Anyway, today I want to talk about something that will undoubtedly prevent you from burning fat and building muscle…
Now, I know there are people out there that seem to be totally immune to stress and are blessed with some sort of super power.
You know the ones…
* They build muscle by simply looking at a dumbbell.
* They happily function on 4 hours sleep per night. (Ewww!)
* They have a six pack even though they snack on chocolate and cake.
* They work super long days and yet stay totally zen.
* They know nothing about proper training structure or planning.
* This is NOT me. It’s probably not you either.
* Have stress prone tendencies – constantly over thinking, indecisiveness, getting in a flap about nothing.
* Have loads of stressors: A hectic job, family, debt, nagging partners, a baby, an annoying mother in law, a dog thats always sick, a horrible boss, a long commute, illness, no time off and no free weekends in the diary for the next 10 weeks.
* Low sleep
* A relentless desire to train hard, despite all of the above
When you put all of the above together, you create an environment that taxes the adrenal system to the point of potential problems.

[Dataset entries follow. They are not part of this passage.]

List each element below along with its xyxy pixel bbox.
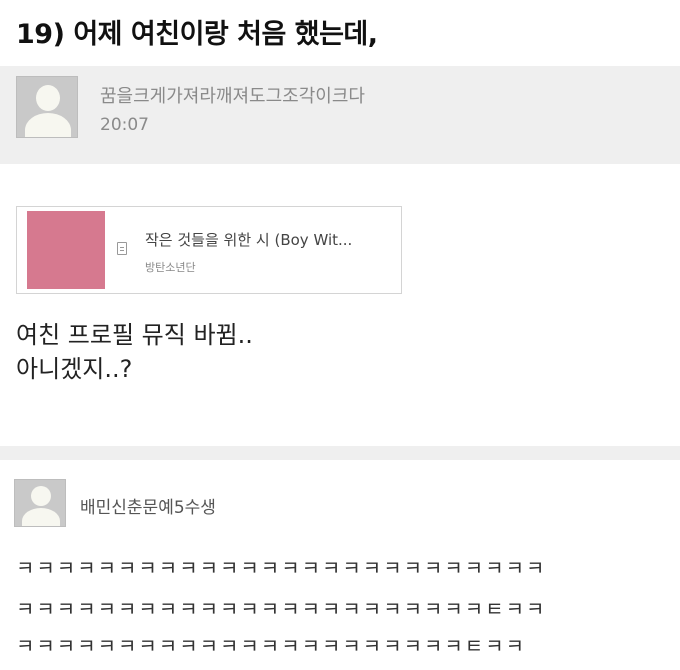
song-artist: 방탄소년단 <box>145 261 196 274</box>
comment-text-line: ㅋㅋㅋㅋㅋㅋㅋㅋㅋㅋㅋㅋㅋㅋㅋㅋㅋㅋㅋㅋㅋㅋㅋㅌㅋㅋ <box>16 597 547 621</box>
comment-text-line: ㅋㅋㅋㅋㅋㅋㅋㅋㅋㅋㅋㅋㅋㅋㅋㅋㅋㅋㅋㅋㅋㅋㅌㅋㅋ <box>16 634 526 658</box>
author-name[interactable]: 꿈을크게가져라깨져도그조각이크다 <box>100 82 365 108</box>
comment-text-line: ㅋㅋㅋㅋㅋㅋㅋㅋㅋㅋㅋㅋㅋㅋㅋㅋㅋㅋㅋㅋㅋㅋㅋㅋㅋㅋ <box>16 556 547 580</box>
avatar-head-icon <box>31 486 51 506</box>
post-body: 여친 프로필 뮤직 바뀜.. 아니겠지..? <box>16 318 253 386</box>
song-title: 작은 것들을 위한 시 (Boy Wit... <box>145 231 353 249</box>
profile-music-card[interactable]: 작은 것들을 위한 시 (Boy Wit... 방탄소년단 <box>16 206 402 294</box>
avatar-body-icon <box>25 113 71 137</box>
avatar-body-icon <box>22 508 60 526</box>
post-body-line: 아니겠지..? <box>16 355 133 383</box>
post-title: 19) 어제 여친이랑 처음 했는데, <box>16 19 378 50</box>
post-body-line: 여친 프로필 뮤직 바뀜.. <box>16 321 253 349</box>
author-avatar[interactable] <box>16 76 78 138</box>
document-icon <box>117 242 127 255</box>
album-art <box>27 211 105 289</box>
commenter-avatar[interactable] <box>14 479 66 527</box>
post-time: 20:07 <box>100 115 149 135</box>
section-divider <box>0 446 680 460</box>
commenter-name[interactable]: 배민신춘문예5수생 <box>80 493 216 518</box>
avatar-head-icon <box>36 85 60 111</box>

We therefore need to take into consideration the tips I outline below, in order to make gains and avoid the burnout that comes from letting stress levels get out of hand.
Firstly, please know that ALL stress takes a toll on your system. Not just a physical stress like training. So…
* A stressful home life
* Work worries
* Road rage
* Money worries
* Low calories
* Too much coffee
All call on the adrenals and ask them to work, and to work hard. If you add too many of these stressors to the mix your body starts to breakdown and some of the symptoms of adrenal fatigue start to show up. These symptoms may include:
* Fatigue in the morning
* Feeling wired at night despite being shattered all day
* Low energy
* Brain fog
* Low recovery rate
* Sugar cravings
If you experience some or many of these, chances are your stress load is too high.
So what this mean for you?
An over abundance of stressors in your life can (and will) contribute to problems along your hormonal axis. By this I’m talking about stress hormones, sex hormones, thyroid hormones etc…
As we’ve discussed before, these hormones play a critical role in your athletic performance as well as your day to day well-being.
So, if the stressors in your life continue, then over time you wind up with poor health, poor body composition, mood swings, energy issues and a general decrease in the quality of your life.
Now remember. Different people have different levels of stress tolerance. Depending on where you are on this scale depends how much more care you have to take in managing your stress load.
One important thing to remember for everyone however, is: The harder you train, the harder you need to chill.
Try and incorporate some of these stress deducting activities into your life:
* Deep breathing techniques
* Listening to mellow music
* Getting outside
* Seeing friends
* Getting 7-8 hours sleep per night
* Not watching the news
* Not comparing yourself to people you see on social media
* Supplementing with the highest quality vitamins, minerals and fish oil
* Black out blinds in your bedroom
* Going to bed at the same time and walking up at the same time each day
Get on top of your stress levels to improve your results in the gym.